À l’origine de cette décision, un jugement rendu par le tribunal de première instance de Douala, qui confie l’entière responsabilité des obsèques au fils aîné du défunt, Muna Ekane. Cette décision retire de facto au Manidem tout rôle dans la préparation de la cérémonie, malgré le statut politique d’Anicet Ekane.

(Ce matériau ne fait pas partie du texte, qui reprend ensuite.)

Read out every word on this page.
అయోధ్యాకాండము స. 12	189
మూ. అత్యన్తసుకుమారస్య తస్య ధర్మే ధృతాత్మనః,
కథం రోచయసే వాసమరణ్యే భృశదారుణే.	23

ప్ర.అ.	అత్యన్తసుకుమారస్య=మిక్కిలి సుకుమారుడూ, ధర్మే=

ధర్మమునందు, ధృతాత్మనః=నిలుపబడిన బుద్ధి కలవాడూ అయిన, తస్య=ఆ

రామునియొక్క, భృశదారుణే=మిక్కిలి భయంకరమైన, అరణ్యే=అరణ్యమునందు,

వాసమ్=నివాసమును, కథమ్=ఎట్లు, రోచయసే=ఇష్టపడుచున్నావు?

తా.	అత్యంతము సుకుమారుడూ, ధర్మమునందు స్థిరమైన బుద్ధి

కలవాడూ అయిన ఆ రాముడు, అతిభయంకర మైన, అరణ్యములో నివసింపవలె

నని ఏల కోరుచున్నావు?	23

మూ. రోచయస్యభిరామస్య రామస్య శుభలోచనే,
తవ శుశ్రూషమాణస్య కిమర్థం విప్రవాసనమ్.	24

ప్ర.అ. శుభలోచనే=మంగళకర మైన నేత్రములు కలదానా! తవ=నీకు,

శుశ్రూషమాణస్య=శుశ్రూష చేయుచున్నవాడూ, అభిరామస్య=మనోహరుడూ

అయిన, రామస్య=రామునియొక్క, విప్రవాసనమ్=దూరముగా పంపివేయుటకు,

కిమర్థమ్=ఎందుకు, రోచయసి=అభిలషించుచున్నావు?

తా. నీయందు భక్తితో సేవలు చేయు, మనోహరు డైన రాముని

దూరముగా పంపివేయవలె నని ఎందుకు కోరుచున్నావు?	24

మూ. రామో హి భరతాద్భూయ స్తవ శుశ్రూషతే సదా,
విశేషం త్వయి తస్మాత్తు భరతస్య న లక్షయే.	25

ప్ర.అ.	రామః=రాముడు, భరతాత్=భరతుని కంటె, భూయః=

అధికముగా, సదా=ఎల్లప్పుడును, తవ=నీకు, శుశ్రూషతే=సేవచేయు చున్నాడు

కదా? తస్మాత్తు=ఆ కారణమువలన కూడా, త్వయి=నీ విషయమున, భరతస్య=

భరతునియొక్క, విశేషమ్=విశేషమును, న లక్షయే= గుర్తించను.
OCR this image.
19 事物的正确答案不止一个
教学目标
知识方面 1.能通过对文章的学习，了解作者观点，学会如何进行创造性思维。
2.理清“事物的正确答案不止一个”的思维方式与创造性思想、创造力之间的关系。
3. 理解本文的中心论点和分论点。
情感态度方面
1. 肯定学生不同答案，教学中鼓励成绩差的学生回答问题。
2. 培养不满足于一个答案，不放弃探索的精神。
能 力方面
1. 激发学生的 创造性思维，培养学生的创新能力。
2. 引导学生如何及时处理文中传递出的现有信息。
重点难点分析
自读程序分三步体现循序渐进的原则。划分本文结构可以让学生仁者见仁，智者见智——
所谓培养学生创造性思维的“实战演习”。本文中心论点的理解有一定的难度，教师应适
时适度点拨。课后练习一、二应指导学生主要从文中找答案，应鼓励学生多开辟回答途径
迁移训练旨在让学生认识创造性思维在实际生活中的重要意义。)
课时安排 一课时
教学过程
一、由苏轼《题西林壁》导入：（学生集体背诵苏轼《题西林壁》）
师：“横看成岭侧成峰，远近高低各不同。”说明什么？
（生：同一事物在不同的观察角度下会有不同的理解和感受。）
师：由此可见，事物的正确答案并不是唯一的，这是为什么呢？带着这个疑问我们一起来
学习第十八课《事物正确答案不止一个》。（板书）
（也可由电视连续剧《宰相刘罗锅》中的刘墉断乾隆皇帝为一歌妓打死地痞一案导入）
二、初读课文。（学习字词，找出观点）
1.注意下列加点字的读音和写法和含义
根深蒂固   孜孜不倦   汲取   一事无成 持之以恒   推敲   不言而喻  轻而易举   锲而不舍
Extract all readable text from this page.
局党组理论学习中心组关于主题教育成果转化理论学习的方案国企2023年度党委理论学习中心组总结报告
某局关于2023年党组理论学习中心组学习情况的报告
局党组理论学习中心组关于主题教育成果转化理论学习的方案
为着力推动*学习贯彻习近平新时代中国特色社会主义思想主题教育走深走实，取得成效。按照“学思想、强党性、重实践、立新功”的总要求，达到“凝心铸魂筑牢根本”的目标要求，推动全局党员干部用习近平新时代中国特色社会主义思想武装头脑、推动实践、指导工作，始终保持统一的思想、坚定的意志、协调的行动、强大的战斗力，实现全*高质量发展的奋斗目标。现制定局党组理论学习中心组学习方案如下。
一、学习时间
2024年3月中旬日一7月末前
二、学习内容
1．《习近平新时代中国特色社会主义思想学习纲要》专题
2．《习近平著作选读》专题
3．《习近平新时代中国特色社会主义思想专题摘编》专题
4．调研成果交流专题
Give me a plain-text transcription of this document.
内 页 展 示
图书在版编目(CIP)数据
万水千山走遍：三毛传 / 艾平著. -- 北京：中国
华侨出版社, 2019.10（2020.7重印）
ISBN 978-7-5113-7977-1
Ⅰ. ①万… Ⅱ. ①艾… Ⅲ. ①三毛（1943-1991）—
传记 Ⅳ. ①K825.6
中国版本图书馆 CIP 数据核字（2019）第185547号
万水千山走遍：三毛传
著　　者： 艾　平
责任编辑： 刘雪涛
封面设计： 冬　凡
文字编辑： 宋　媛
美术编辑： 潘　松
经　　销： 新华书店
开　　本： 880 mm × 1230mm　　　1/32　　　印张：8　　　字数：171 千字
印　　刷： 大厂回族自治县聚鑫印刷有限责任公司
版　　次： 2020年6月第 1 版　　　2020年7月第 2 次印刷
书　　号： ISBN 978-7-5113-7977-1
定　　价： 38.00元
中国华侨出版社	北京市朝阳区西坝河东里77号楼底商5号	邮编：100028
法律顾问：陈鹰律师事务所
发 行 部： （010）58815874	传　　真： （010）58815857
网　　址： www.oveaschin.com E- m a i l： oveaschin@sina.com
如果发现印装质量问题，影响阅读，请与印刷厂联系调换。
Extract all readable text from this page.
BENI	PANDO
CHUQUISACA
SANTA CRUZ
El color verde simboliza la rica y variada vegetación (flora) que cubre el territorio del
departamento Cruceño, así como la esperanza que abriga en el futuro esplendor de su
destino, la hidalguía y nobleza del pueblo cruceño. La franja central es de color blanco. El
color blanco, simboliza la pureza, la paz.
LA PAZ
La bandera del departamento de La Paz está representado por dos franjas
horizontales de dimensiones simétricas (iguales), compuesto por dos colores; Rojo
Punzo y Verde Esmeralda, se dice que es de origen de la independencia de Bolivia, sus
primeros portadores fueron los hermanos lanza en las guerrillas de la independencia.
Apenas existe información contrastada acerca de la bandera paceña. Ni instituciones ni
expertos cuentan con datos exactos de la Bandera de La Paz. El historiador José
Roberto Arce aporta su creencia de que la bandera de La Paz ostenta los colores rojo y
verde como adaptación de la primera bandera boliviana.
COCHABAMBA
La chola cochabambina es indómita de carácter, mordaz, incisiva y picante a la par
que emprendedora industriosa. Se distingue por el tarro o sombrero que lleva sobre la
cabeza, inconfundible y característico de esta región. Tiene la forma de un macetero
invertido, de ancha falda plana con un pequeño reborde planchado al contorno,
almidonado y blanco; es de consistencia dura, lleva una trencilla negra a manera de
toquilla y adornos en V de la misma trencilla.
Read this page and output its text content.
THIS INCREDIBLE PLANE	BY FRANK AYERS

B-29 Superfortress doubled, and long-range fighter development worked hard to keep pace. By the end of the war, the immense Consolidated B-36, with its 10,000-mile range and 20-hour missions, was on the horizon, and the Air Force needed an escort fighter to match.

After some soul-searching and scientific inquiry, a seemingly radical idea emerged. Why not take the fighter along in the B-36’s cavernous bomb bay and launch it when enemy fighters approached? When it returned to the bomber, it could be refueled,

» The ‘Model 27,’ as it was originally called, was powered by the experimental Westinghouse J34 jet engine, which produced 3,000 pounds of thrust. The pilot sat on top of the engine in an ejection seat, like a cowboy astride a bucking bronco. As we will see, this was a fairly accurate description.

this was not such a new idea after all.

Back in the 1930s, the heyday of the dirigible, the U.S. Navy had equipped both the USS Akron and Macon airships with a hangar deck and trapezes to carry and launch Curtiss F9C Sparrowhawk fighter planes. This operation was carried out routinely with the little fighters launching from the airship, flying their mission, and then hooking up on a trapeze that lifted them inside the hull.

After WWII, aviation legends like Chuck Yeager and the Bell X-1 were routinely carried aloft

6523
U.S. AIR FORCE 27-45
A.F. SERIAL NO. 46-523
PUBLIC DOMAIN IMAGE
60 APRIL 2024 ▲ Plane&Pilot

Le Mrc rappelle que le Manidem avait soutenu la candidature de Maurice Kamto à l’élection présidentielle du 12 octobre 2025, avant que ce scrutin ne soit marqué par l’exclusion controversée du candidat du parti, dans un contexte politique tendu sous le président Paul Biya.
Des éléments audio rendus publics par Mariane Ekane, sœur du défunt, indiquent que ce dernier avait exprimé de son vivant la volonté que son parti organise ses obsèques, la famille devant jouer un rôle d’accompagnement. Malgré cela, le calendrier funéraire annoncé par le Manidem a été contesté par Muna Ekane, qui a saisi la justice.
Le tribunal a tranché en faveur de ce dernier, le désignant comme unique organisateur et interdisant par ailleurs à la veuve d’Anicet Ekane de retirer la dépouille de la morgue.
En réaction, huit des onze frères et sœurs du défunt, ainsi que le Manidem, ont annoncé leur refus de participer aux funérailles dans ces conditions. Cette fracture ouverte entre la famille biologique et la famille politique du disparu accentue les tensions autour de la mémoire et de l’héritage politique d’Anicet Ekane.
Anicet Ekane, acteur majeur de la vie politique camerounaise et président du Manidem, est décédé en détention le 1er décembre 2025. Sa mort continue de susciter de vives réactions au sein de l’opposition, qui y voit un symbole des tensions politiques persistantes au Cameroun.